Though the curriculum is developed and sanctioned by the New York State Department of Education, and classes are developed to prepare students to achieve success on the required Regents Examinations, most core courses offer one or two components that explore more advanced topics. The school not only offers standard level Regents courses (Academic level), but also offers more advanced Advanced Placement (AP), College-credit (College), and Honors (H) courses. The criteria used in placing students in the instructional levels are classroom performance, teacher and counselor recommendations, standardized test scores, and individual student preferences. Advanced students may begin earning high school credits in middle school through an accelerated program in mathematics and/ or foreign language.

The school uses a 100 grade point scale, as opposed to the much more common 4.0 scale. The rank in class is established by placing students in descending order from highest to lowest according to their weighted grade point average. The weighted grade point average is calculated with Advanced Placement (AP) courses and College Level courses weighted at 1.1 and Honors Level courses weighted at 1.05.

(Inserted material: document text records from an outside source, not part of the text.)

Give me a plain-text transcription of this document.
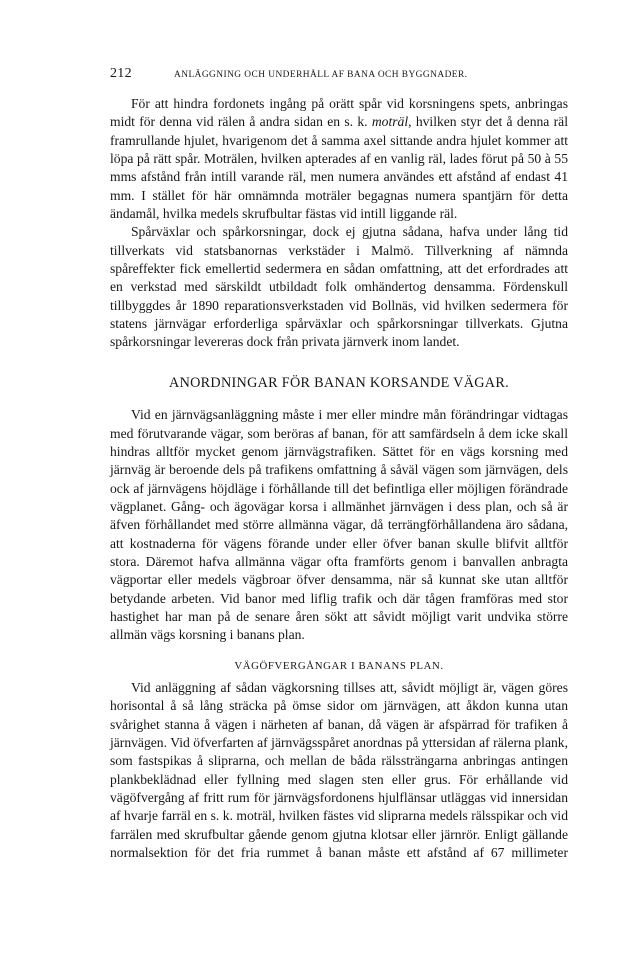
212	ANLÄGGNING OCH UNDERHÅLL AF BANA OCH BYGGNADER.

För att hindra fordonets ingång på orätt spår vid korsningens spets, anbringas midt för denna vid rälen å andra sidan en s. k. moträl, hvilken styr det å denna räl framrullande hjulet, hvarigenom det å samma axel sittande andra hjulet kommer att löpa på rätt spår. Moträlen, hvilken apterades af en vanlig räl, lades förut på 50 à 55 mms afstånd från intill varande räl, men numera användes ett afstånd af endast 41 mm. I stället för här omnämnda moträler begagnas numera spantjärn för detta ändamål, hvilka medels skrufbultar fästas vid intill liggande räl.

Spårväxlar och spårkorsningar, dock ej gjutna sådana, hafva under lång tid tillverkats vid statsbanornas verkstäder i Malmö. Tillverkning af nämnda spåreffekter fick emellertid sedermera en sådan omfattning, att det erfordrades att en verkstad med särskildt utbildadt folk omhändertog densamma. Fördenskull tillbyggdes år 1890 reparationsverkstaden vid Bollnäs, vid hvilken sedermera för statens järnvägar erforderliga spårväxlar och spårkorsningar tillverkats. Gjutna spårkorsningar levereras dock från privata järnverk inom landet.

ANORDNINGAR FÖR BANAN KORSANDE VÄGAR.

Vid en järnvägsanläggning måste i mer eller mindre mån förändringar vidtagas med förutvarande vägar, som beröras af banan, för att samfärdseln å dem icke skall hindras alltför mycket genom järnvägstrafiken. Sättet för en vägs korsning med järnväg är beroende dels på trafikens omfattning å såväl vägen som järnvägen, dels ock af järnvägens höjdläge i förhållande till det befintliga eller möjligen förändrade vägplanet. Gång- och ägovägar korsa i allmänhet järnvägen i dess plan, och så är äfven förhållandet med större allmänna vägar, då terrängförhållandena äro sådana, att kostnaderna för vägens förande under eller öfver banan skulle blifvit alltför stora. Däremot hafva allmänna vägar ofta framförts genom i banvallen anbragta vägportar eller medels vägbroar öfver densamma, när så kunnat ske utan alltför betydande arbeten. Vid banor med liflig trafik och där tågen framföras med stor hastighet har man på de senare åren sökt att såvidt möjligt varit undvika större allmän vägs korsning i banans plan.

VÄGÖFVERGÅNGAR I BANANS PLAN.

Vid anläggning af sådan vägkorsning tillses att, såvidt möjligt är, vägen göres horisontal å så lång sträcka på ömse sidor om järnvägen, att åkdon kunna utan svårighet stanna å vägen i närheten af banan, då vägen är afspärrad för trafiken å järnvägen. Vid öfverfarten af järnvägsspåret anordnas på yttersidan af rälerna plank, som fastspikas å sliprarna, och mellan de båda rälssträngarna anbringas antingen plankbeklädnad eller fyllning med slagen sten eller grus. För erhållande vid vägöfvergång af fritt rum för järnvägsfordonens hjulflänsar utläggas vid innersidan af hvarje farräl en s. k. moträl, hvilken fästes vid sliprarna medels rälsspikar och vid farrälen med skrufbultar gående genom gjutna klotsar eller järnrör. Enligt gällande normalsektion för det fria rummet å banan måste ett afstånd af 67 millimeter
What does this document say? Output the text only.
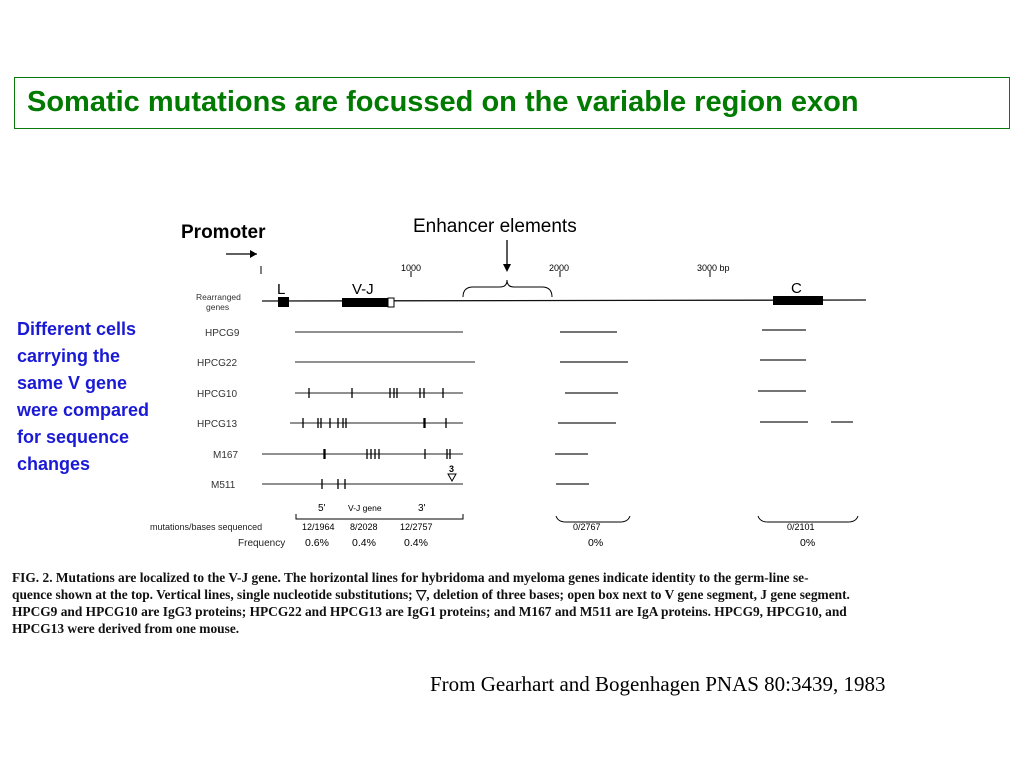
Somatic mutations are focussed on the variable region exon
Promoter	Enhancer elements
Different cells
carrying the
same V gene
were compared
for sequence
changes
1000	2000	3000 bp
Rearranged
genes
L	V-J	C
HPCG9
HPCG22
HPCG10
HPCG13
M167
3
M511
5'	V-J gene	3'
mutations/bases sequenced	12/1964 8/2028 12/2757	0/2767	0/2101
Frequency 0.6% 0.4%	0.4%	0%	0%
FIG. 2. Mutations are localized to the V-J gene. The horizontal lines for hybridoma and myeloma genes indicate identity to the germ-line se-
quence shown at the top. Vertical lines, single nucleotide substitutions; ▽, deletion of three bases; open box next to V gene segment, J gene segment.
HPCG9 and HPCG10 are IgG3 proteins; HPCG22 and HPCG13 are IgG1 proteins; and M167 and M511 are IgA proteins. HPCG9, HPCG10, and
HPCG13 were derived from one mouse.
From Gearhart and Bogenhagen PNAS 80:3439, 1983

==Athletics and extracurriculars==

===Athletics===
Lockport High School's 30 varsity athletic teams the American Division of the CNYCL, Section VI of the New York State Public High School Athletic Association (NYSPHSAA) . Lockport has 30 varsity teams and over 40 other teams that provide a range of team and individual sports. A wide variety of teams claim CNYCL and Section IV championships every year, and the vast majority of athletes are honored with NYS Scholar Athlete Awards. The school has won state titles in multiple individual and team sports including boys and girls cross country, golf, tennis, soccer, swimming, track, wrestling, and football. Many teams also have modified, freshman and junior varsity components. The varsity teams include:

Lockport Varsity Sports Teams
| Season: | Girls: | Boys: |
| Fall | Cheerleading, Cross Country, Soccer, Swimming, Tennis, Volleyball | Cross Country, Football, Golf, Soccer, Volleyball |
| Winter | Basketball, Bowling, Cheerleading, Indoor Track | Basketball, Bowling, Cheerleading, Ice Hockey, Indoor Track, Swimming, Wrestling |
| Spring | Flag Football, Lacrosse, Softball, Track | Baseball, Lacrosse, Tennis, Track |

All varsity teams practice and compete on the high school campus, with a few exceptions. The hockey team practices and competes at the Cornerstone CFCU Arena in Lockport, New York. Also, the indoor track teams compete at various colleges and venues.

====Stadium====
Lockport High School currently competes at Max D. Lederer field at the Emmett Belknap Middle School at 491 High Street in Lockport, New York. Lockport's Football and Track and Field teams compete here. Lockport's Lacrosse and Soccer teams compete on the fields behind Lockport High School.

==Notable alumni==
- Kim Alexis - Model and actress
- David Fluellen - NFL running back who currently plays for the Titans
- William G. Gregory - American retired NASA astronaut and United States Air Force lieutenant colonel
- Warren Hull - Actor, radio and television personality
- William E. Miller - U.S. Congressman
- Michael Norris - Former assembly member in the 144th District of the New York State assembly.